The Korea-U.S. Free Trade Agreement will likely be revised after the U.S. administration requested that a Joint Committee meeting be held to deal with issues related to the trade deal, which took effect five years ago. Even before he was elected president, Donald Trump has been negative about the bilateral pact. After his inauguration, he withdrew from the Trans-Pacific Partnership and has been preparing for a revision of the deal with Korea. Trump even used such emotional rhetoric as “terrible” or “the worst” to refer to the deal. At a summit in Washington with President Moon Jae-in last month, Trump told the media that both sides were already reviewing the deal, which was not true at the time.

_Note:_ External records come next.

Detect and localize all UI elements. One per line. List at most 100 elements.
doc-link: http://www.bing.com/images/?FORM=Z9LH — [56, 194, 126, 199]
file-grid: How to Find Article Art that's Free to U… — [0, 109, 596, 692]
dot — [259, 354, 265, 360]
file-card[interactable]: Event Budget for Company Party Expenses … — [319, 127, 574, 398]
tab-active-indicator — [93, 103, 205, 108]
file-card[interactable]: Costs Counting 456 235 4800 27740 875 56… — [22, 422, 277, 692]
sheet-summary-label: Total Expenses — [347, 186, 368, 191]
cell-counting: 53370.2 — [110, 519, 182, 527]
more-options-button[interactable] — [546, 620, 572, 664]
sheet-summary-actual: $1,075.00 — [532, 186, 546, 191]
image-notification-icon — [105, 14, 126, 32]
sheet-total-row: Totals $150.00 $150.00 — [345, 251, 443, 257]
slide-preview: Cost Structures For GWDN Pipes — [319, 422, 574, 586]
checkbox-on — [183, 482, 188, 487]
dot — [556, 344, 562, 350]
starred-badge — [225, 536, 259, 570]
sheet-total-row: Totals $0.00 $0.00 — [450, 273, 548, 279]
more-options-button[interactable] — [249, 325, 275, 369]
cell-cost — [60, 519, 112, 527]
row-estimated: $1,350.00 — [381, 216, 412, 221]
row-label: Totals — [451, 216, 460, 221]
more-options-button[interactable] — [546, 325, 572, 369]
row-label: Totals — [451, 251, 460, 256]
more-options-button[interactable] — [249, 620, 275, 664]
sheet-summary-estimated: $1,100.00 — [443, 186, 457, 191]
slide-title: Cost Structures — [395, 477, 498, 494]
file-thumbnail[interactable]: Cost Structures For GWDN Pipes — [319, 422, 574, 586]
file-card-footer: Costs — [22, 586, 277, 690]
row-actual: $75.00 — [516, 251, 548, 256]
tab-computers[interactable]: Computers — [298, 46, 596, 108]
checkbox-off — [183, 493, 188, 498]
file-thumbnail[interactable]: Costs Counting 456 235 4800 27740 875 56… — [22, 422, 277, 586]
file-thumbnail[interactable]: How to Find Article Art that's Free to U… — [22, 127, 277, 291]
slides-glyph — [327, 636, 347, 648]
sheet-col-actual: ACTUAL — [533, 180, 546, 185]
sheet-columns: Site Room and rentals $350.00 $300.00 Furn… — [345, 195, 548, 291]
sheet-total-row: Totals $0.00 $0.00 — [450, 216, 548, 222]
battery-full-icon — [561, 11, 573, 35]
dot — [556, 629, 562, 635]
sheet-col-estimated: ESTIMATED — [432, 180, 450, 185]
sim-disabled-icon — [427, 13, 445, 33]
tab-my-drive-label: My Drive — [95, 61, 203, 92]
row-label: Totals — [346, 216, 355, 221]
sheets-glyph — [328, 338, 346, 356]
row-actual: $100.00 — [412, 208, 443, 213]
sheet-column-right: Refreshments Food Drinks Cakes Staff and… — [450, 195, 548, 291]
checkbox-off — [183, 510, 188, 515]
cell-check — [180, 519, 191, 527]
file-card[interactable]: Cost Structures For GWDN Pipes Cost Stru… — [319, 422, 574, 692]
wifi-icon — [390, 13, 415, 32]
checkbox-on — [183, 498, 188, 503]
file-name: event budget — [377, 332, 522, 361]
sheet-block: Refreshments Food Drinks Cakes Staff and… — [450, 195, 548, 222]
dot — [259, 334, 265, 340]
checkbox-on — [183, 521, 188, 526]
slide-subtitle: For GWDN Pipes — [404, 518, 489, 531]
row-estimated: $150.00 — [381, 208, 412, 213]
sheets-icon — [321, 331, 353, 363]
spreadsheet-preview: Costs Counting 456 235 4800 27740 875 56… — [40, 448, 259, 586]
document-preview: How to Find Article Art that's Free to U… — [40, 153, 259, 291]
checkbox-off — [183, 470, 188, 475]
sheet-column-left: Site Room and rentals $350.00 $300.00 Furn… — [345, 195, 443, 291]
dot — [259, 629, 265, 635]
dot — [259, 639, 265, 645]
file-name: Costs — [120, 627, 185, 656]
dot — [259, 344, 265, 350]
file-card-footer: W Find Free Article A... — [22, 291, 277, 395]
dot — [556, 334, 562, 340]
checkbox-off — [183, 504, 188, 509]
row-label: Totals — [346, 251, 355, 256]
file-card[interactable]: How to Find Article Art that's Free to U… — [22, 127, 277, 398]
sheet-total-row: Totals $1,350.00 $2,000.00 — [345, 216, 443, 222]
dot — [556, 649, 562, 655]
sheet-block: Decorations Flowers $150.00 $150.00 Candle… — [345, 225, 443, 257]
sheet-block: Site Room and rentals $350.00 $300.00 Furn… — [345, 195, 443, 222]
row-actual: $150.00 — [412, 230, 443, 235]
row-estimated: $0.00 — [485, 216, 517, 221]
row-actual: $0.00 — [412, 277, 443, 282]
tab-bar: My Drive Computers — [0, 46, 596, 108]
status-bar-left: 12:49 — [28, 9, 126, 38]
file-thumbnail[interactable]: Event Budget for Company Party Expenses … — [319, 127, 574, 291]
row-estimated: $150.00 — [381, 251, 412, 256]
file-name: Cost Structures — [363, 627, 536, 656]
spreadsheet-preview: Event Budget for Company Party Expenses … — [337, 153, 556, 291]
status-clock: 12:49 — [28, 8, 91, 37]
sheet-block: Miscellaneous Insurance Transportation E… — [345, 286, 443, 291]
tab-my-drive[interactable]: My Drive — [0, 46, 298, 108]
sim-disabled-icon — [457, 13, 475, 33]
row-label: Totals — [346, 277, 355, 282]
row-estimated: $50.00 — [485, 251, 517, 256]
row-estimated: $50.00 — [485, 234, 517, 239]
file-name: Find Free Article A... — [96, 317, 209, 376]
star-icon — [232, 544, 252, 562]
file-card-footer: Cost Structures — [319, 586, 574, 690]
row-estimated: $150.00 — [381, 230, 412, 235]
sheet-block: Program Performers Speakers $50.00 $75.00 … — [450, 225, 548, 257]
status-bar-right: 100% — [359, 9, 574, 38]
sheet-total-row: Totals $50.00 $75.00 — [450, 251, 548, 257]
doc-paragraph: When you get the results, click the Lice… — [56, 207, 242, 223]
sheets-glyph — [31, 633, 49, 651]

Fortunately, the United States proposed “amendments” — not a renegotiation — of the trade pact in a letter sent to the Korean government Wednesday. That suggests the Trump administration was not able to find enough reasons to shake the basic frame of the deal. If Uncle Sam denies its most recent bilateral trade pact, it could lose the very trust it earned from its trading with other countries around the world.

The U.S. will focus on easing its deepening trade deficit, particularly by targeting imports from the automobile and steel sectors. Washington is expected to underscore the rapid increase of its trade deficit from $13.2 billion in 2012 to $27.6 billion last year. As it did with Japan in the 1980s, the U.S. also could demand that Korea regulate its exports to the U.S. while expanding its imports from the U.S. Washington will also try to soften the Korean government’s regulation on internet trading given the sensitivity over the location of internet servers for Google as seen in the EU market.

Korea must deal with U.S. complaints objectively and calmly. For cars, for instance, our imports from the United States rose sharply while our exports actually declined over the past five years.

Overall, trade between Korea and the U.S. increased 1.7 percent at a time that global trade decreased. Here’s another pertinent fact. While Korea’s trade surplus with the U.S. doubled, the U.S. services surplus rose to $14.1 billion from $10.9 billion in the same period. Korea’s investment in the U.S. also grew more than 60 percent and helped create jobs in America.

Korea is a country that pays a big share of the costs of stationing U.S. forces here and purchases a huge amount of weapons from the United States. Seoul can also call for some improvement in the pact in such growing fields as intellectual property, travel and investor-state dispute settlements. Korea needs to highlight the reciprocity of the FTA.

What worries us is that we don’t have a trade representative. Sixty days after the launch of the new government, the post is still empty due to a delay in passing a bill to reorganize the government. We hope opposition parties cooperate with the ruling party to pass the bill as soon as possible.